Pamela Duffett and her family are staying at the Rainbow Valley Campsite in Edmonton free of charge. (CBC)

She and her family are staying at the Rainbow Valley Campsite in Edmonton free of charge.

The site is reserving spots for evacuees with RVs or tents that need a place to stay.

Duffett described her family's flight from Fort McMurray as terrifying, but said the reality hasn't really set in yet.

"It just feels like I'm camping," she said.

Her father, Paul Street, said the RV has been his family's main shelter for the last week. He said they've even found a community of other Fort McMurray evacuees who escaped the fire in RVs.

"We're comfortable enough," he said.  "Thankfully we got that thing, and we're able to make a home here."

Evacuees camping all over the region

Duffett and Street are not alone. Many people have made campsites their temporary homes, some even spending the night in tents.

A few are expecting to be there for a long time.

"There's no restriction on the length of stay, [they can stay] until they can pull out and head back north," said Tim Dea, communications manager for the campsite.

Yesterday, the Premier announced it will be at least two weeks before a schedule for residents' return to Fort McMurray is released.

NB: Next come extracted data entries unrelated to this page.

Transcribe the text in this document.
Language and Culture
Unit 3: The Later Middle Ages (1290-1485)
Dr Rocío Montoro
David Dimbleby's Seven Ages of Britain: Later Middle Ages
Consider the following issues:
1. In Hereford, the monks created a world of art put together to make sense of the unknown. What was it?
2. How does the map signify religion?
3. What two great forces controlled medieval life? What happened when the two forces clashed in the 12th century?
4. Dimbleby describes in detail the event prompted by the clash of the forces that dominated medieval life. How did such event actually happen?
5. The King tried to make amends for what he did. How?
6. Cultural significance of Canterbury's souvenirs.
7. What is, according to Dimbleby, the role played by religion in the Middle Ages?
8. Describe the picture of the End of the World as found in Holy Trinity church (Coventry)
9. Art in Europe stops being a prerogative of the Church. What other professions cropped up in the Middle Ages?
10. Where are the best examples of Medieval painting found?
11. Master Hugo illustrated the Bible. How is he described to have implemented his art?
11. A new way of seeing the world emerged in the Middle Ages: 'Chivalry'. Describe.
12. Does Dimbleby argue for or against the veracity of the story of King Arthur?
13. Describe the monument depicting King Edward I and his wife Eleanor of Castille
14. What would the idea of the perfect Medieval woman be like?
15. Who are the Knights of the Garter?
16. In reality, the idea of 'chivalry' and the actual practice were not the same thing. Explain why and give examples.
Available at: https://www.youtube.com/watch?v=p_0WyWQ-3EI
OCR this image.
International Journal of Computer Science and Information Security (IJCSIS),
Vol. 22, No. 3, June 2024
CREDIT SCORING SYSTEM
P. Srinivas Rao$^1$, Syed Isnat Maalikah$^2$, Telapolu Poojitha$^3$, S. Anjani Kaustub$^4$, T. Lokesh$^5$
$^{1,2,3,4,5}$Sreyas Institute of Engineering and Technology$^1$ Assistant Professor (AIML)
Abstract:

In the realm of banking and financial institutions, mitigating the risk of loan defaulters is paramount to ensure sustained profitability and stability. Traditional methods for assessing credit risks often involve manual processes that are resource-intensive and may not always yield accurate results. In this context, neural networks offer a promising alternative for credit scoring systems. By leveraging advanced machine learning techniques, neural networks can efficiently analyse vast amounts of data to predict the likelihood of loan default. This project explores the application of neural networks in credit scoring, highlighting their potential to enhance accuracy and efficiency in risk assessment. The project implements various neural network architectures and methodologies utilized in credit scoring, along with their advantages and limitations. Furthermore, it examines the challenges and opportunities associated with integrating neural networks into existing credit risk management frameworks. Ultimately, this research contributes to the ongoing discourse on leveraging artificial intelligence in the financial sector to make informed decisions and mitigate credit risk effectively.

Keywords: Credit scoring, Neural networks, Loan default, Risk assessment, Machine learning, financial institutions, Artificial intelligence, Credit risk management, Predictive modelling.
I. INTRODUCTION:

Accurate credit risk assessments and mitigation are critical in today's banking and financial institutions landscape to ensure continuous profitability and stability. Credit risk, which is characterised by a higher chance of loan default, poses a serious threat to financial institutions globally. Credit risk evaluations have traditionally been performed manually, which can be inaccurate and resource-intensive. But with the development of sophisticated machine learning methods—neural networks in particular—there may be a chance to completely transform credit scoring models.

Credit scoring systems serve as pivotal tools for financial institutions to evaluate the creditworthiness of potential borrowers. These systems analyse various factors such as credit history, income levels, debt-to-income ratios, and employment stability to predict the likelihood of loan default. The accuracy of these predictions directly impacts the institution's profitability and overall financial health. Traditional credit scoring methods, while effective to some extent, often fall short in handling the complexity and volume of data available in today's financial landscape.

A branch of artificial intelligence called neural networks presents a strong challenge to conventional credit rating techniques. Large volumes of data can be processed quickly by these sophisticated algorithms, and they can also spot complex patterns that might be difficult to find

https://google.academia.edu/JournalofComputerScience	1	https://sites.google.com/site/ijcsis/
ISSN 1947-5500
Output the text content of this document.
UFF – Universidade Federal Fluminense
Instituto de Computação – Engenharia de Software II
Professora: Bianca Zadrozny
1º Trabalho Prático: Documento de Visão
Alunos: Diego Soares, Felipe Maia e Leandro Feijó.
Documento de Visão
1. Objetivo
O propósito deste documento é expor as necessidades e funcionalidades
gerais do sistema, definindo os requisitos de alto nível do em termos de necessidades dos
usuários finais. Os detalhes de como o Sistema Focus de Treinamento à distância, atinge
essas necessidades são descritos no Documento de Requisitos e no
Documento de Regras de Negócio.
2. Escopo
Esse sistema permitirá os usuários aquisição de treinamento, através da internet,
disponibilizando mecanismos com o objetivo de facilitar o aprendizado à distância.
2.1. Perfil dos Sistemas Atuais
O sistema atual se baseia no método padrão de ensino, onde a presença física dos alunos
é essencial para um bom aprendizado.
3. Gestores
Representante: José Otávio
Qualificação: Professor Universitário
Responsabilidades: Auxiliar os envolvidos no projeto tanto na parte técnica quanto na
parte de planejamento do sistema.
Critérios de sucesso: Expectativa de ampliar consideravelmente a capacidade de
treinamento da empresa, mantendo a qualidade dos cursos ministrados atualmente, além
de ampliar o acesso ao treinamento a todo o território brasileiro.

While other campsites are charging evacuees, many have offered heavy discounts.

Some have moved other reservations to make room for the displaced Fort McMurray Residents.


Shakers Acres, in west Edmonton, has taken in 26 families.

In Devon, a reception centre with food and toiletries has been set up for the 100 evacuees setting up camp at the Devon Lions Campground.

Someone has even donated a video game console so kids have some entertainment.

"There's a lot of caring people in this area," said Randy Bertrand, Devon Lions' campground manager.

He said some may even turn their temporary homes into more permanent living situations. He said many evacuees have begun to enroll their children in the local school.